Die Hauptziele der ungarischen Außenpolitik, d.h. die volle euroatlantische Integration, eine aktive Nachbarschaftspolitik und der Schutz der ungarischen Minderheiten bleiben unverändert. Sie seien gleichrangig, doch bei den jeweiligen Methoden ihrer Umsetzung könne es Änderungen geben. Das betonte Außenminister László Kovács (MSZP (Ungarische Sozialistische Partei - MD) am Wochenende vor den Mitarbeitern des Ressorts und der Presse. Die Führung des Ministeriums wurde ausgewechselt, doch der neue Minister bezeichnete den Vorwurf einer beispiellosen "Säuberung" als glatte Lüge.

Kovács sprach über einen anderen Ton in der Diplomatie, wobei man (im Gegensatz zur Fidesz-Regierung) nicht bemüht sein werde, mit bombastischen und außenpolitisch schädlichen Deklarationen Wähler zu gewinnen. Der seit der Wende vorhandene Konsens in den Grundfragen der Außenpolitik solle beibehalten bleiben und mit der Opposition sowie mit den Zivilorganisationen ein ständiger Dialog geführt werden.

Man wolle kein Kapitel der EU-Verhandlungen neu öffnen, sondern lediglich bemüht sein, in manchen Fragen, wie beim Landerwerb für Ausländer, durch "Feinabstimmung" bessere Ergebnisse für Ungarn zu erreichen.

Reisen nach Washington und Moskau

Kovács nannte es einen glücklichen Zufall, dass sich Ministerpräsident Péter Medgyessy und er bereits einen Tag nach ihrer Amtsübernahme beim NATO-Gipfel in Rom vorstellen und Medgyessy mit dem US-Präsidenten George Bush und dem russischen Präsidenten Wladimir Putin sprechen konnte. Von beiden habe er eine Einladung noch für dieses Jahr erhalten.

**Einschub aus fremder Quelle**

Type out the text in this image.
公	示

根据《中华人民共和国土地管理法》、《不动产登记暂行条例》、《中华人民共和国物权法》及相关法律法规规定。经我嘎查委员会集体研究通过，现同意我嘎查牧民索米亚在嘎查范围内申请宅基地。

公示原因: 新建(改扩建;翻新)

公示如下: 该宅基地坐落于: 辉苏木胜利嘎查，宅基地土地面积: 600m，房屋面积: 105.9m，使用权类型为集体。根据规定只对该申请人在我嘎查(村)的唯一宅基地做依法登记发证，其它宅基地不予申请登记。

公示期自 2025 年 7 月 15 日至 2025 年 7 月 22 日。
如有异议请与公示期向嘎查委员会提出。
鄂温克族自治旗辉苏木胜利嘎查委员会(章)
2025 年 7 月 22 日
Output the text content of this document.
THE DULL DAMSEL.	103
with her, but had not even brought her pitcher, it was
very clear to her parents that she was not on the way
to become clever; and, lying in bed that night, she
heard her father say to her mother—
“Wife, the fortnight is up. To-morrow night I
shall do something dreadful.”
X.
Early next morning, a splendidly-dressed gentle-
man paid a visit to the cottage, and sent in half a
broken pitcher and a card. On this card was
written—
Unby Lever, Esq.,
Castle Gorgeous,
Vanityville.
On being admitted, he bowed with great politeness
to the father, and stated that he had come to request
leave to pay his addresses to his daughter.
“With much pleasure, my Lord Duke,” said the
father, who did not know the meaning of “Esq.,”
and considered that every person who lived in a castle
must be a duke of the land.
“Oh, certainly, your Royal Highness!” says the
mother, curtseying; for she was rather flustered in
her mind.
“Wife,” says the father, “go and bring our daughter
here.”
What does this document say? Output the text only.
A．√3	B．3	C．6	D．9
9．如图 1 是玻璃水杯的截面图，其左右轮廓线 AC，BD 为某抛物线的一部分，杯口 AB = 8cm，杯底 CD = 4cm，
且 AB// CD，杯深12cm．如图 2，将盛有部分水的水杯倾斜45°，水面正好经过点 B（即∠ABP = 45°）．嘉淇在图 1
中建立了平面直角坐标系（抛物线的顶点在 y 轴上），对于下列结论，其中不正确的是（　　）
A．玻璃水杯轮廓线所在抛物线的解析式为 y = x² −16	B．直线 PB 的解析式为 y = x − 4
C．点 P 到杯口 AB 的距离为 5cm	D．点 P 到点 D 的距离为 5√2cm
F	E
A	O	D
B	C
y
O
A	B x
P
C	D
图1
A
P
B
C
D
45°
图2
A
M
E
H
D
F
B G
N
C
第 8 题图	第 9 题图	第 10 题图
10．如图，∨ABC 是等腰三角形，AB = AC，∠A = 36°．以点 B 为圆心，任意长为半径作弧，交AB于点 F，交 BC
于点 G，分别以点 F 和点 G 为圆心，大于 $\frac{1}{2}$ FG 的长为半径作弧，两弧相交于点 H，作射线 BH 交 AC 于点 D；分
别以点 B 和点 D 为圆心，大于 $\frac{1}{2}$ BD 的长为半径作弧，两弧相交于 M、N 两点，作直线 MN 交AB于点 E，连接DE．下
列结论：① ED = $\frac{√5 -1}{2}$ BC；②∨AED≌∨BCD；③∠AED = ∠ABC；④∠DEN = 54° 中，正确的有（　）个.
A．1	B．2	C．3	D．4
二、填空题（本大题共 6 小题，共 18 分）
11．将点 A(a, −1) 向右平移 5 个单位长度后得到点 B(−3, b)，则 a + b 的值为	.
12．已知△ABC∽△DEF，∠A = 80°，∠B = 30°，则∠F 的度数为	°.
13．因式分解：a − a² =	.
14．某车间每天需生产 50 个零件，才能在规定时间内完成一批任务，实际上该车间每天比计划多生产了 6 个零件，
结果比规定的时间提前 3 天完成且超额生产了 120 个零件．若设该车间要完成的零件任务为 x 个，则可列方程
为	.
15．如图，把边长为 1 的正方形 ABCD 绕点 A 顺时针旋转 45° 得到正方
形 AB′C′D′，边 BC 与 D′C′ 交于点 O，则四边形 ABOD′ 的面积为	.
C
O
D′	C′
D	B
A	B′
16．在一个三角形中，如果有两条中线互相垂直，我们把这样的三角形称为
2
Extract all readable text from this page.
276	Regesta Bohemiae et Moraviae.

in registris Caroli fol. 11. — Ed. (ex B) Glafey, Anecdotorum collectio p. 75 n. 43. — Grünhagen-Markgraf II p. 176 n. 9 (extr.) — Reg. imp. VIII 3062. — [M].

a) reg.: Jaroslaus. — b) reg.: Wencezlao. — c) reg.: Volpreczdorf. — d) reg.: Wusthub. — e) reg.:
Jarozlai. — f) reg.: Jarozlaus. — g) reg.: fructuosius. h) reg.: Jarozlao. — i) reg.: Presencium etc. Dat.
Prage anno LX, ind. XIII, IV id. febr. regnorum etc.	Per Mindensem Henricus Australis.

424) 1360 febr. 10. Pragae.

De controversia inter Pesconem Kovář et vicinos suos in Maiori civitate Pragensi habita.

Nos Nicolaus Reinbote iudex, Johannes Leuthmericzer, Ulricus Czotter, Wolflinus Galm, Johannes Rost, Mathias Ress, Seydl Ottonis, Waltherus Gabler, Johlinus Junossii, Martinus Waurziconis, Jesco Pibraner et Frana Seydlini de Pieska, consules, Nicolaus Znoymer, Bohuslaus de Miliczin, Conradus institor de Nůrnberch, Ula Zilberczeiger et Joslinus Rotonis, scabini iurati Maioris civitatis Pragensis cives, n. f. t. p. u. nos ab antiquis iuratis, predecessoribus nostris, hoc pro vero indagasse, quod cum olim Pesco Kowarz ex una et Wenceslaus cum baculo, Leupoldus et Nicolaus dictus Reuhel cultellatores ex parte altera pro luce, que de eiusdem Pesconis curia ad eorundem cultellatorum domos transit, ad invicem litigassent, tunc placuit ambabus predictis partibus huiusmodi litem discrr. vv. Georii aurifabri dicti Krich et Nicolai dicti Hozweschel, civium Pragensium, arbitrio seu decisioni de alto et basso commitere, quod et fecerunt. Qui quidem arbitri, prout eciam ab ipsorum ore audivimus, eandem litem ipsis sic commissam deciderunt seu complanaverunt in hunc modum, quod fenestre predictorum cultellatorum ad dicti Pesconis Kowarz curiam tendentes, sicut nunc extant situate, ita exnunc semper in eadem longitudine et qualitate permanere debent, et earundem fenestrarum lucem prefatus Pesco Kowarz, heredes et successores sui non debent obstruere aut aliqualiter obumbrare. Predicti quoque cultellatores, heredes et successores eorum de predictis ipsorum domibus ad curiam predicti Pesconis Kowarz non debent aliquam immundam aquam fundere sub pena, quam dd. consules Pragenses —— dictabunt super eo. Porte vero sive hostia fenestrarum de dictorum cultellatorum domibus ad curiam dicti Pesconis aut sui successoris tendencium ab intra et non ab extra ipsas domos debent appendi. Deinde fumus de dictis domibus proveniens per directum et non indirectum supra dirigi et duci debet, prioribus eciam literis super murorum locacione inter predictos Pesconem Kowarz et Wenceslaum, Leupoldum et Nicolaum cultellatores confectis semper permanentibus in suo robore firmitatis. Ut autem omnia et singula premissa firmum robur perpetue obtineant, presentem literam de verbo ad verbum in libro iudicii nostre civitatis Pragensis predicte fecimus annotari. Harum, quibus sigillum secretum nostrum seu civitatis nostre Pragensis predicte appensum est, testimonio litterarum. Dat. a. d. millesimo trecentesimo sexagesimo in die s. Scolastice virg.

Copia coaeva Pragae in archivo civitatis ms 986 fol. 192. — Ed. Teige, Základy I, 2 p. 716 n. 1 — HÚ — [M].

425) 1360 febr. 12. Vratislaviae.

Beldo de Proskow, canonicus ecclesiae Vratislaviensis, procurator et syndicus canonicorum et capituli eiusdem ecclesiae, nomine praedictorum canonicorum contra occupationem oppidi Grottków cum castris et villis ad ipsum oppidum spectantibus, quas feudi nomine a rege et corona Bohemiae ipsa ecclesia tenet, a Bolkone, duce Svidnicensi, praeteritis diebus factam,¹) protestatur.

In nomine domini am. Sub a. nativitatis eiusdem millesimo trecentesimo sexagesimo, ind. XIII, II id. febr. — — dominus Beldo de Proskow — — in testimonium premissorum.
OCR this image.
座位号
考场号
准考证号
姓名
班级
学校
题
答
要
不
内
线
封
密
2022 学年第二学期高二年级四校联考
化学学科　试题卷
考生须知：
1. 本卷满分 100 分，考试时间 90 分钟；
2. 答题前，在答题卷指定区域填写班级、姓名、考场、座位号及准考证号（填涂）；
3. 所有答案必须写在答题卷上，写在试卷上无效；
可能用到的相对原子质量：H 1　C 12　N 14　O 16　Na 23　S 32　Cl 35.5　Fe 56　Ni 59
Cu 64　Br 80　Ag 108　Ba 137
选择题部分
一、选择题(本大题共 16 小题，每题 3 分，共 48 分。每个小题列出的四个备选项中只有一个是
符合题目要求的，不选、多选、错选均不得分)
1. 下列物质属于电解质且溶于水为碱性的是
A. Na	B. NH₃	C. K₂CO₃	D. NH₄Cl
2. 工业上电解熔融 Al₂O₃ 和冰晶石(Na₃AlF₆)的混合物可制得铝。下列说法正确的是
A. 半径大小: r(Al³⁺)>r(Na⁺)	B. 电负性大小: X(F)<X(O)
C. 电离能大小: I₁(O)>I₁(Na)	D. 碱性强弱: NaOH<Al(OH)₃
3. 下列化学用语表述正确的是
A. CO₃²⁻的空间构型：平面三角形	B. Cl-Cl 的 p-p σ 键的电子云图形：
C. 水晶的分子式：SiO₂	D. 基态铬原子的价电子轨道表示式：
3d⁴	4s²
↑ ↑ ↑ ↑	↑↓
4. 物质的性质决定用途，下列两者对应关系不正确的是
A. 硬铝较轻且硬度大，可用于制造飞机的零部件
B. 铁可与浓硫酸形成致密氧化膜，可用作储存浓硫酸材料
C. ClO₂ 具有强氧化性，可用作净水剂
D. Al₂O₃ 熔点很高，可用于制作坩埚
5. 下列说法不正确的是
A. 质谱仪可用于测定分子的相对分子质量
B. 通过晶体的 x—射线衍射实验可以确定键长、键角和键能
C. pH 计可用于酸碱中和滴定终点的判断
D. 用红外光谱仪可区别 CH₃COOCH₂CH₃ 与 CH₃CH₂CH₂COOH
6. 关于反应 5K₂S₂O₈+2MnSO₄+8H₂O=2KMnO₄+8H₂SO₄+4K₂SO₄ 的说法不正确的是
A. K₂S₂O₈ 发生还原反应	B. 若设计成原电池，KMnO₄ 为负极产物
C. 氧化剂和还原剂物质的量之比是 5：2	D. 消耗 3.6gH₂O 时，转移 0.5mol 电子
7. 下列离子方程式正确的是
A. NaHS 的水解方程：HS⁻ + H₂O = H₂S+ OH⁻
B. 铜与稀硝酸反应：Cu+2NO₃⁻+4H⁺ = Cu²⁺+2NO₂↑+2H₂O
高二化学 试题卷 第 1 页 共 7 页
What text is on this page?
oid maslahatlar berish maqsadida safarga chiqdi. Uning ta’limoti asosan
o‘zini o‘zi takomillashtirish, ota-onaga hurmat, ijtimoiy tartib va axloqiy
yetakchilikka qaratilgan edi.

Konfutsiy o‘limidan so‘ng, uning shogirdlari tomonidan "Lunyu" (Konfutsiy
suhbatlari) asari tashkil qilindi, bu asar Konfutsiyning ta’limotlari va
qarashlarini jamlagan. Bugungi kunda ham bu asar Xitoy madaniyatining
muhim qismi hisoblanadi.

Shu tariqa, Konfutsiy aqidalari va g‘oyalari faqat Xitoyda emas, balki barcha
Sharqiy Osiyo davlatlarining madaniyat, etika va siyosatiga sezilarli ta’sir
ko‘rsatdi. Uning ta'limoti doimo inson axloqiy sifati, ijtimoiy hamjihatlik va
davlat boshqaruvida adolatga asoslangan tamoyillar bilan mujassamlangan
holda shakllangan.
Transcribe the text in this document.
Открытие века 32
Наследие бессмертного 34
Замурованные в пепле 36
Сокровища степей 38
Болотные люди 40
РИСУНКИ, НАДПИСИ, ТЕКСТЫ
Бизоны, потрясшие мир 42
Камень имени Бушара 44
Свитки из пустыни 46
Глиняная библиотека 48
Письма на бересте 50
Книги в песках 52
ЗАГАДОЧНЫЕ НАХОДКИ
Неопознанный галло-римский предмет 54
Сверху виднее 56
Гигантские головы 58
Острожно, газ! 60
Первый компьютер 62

Der Außenminister bezeichnete die Vernachlässigung der Beziehungen zu Russland durch die Orbán-Regierung als schädlich für die Interessen Ungarns und betonte, dass man die neue ungarische Regierung in Washington mit großen Erwartungen begrüßt habe, nachdem Viktor Orbán unlängst mehrmals ergebnislos versucht hatte, im Weißen Haus empfangen zu werden.

Ebenso erfolgreich seien Gespräche in Rom mit dem tschechischen Staatspräsidenten Hável und seinem polnischen Amtskollegen Kwasniewski verlaufen. Man sei übereingekommen, die Visegráder Zusammenarbeit (die wegen der Stellungnahmen Orbáns in der Frage der Benes-Dekrete ins Stocken geraten war) neu zu beleben. Noch im Juni wollen sich die vier Regierungschefs in Budapest treffen.

Neuer Leiter für EU-Verhandlungen

Im Außenministerium wurden die Bereiche Außenwirtschaft und Integrationsfragen zusammengelegt. Als neuer Staatssekretär überwacht Péter Balázs diese Gebiete. Er ist damit auch Hauptverantwortlicher für die Verhandlungen mit Brüssel, während der bisherige Delegationsleiter, der stellv. Staatssekretär Péter Gottfried, ebenso wie die Mitglieder der Delegation, auf ihren Posten bleiben. Balázs (60) ist Ökonom, Universitätsdozent und war während seiner ganzen Laufbahn auf dem Gebiet der Außenwirtschaft und in der Diplomatie tätig. 1997-2000 war er Botschafter in Bonn bzw. Berlin. Da ihm nach seiner Rückkehr keine entsprechende Position angeboten worden war, verließ er das Ministerium und arbeitete an der Seite von Kovács am außenpolitischen Konzept der MSZP.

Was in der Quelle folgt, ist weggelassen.